Smart contracts are just one example of how blockchain technologies can be used. Blockchain
technology, and by extension blockchain technology law, is constantly evolving and difficult for the non-expert to truly understand. Effectively mediating and arbitrating blockchain technology disputes requires neutrals to understand not just the law, but to have a certain level of technical competence that requires understanding math, coding, programming, and computer engineering. Not only must a neutral aim to master the underlying technologies, but the neutral must also recognize how these technologies impact, influence, and intersect with various business models.

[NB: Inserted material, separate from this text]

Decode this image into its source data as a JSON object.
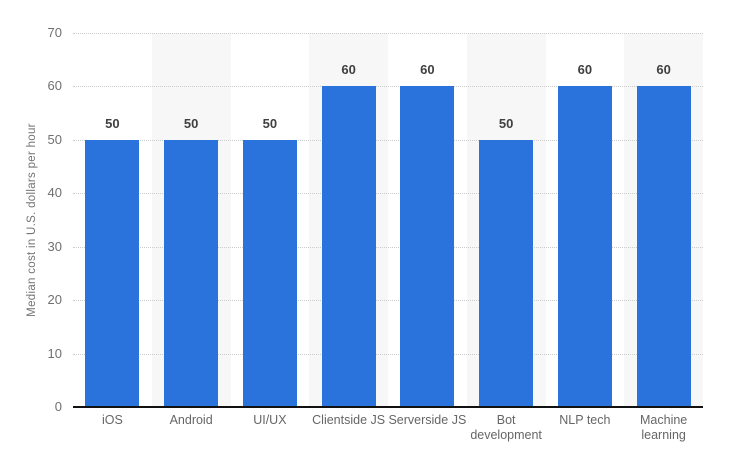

A neutral’s job is to drive the dialogue and ask the probing questions that will ultimately lead to a solution. In turn, the quality of the dialogue, and the effectiveness of the questions, largely depend on the depth of the neutral’s understanding of the underlying area of law and technology. While a superficial comprehension of blockchain technology is better than no
understanding, learning only the basics is not enough to provide the parties with the expert-level solution they are seeking. It is important to remember that parties appearing before a neutral expect the neutral to be an expert who has the same, if not a more advanced and in-depth, understanding of the issues as the parties themselves. For the sake of the neutral’s reputation and the reputation of ADR at large, it is imperative that parties remain confident in the process. For parties appearing on behalf of a dispute involving blockchain technology, this confidence will surely be tested. It can either be bolstered by a showing of the neutral’s expertise, or it can be shattered by a lack thereof. In the context of blockchain technology disputes, it is nearly impossible for a neutral to drive towards an efficient agreement without a mastered knowledge of the underlying technologies, from a legal, technical, and business perspective.
While the technological perspective is perhaps the most daunting, neutrals should fully embrace the challenge, and approach learning software coding as one would approach learning a foreign language. After all, coding is another language. Learning to read, write, and interpret code, like learning to read, write, and interpret another language entails more than merely memorizing terms or nouns. While excellent in setting a foundation for learning, it is naïve to think a few hours of CLE sessions or webinars will provide the requisite level of expertise for handling blockchain technology disputes. Individuals spend months at a minimum, and a lifetime at a maximum, learning a second language. Attorneys spend three years in law school, and the rest of their careers, perfecting their craft. Neutrals should find a happy medium between the two – learning and perfecting a fundamental understanding of blockchain technologies – in order to successfully resolve the inevitable disputes that
will arise from them.
Blockchain technology soon will become the new normal in consumer and business transactions. The law, and those who help facilitate its interpretation and application, must be ready to adapt if ADR is to continue to provide timely and efficient solutions to legal disputes.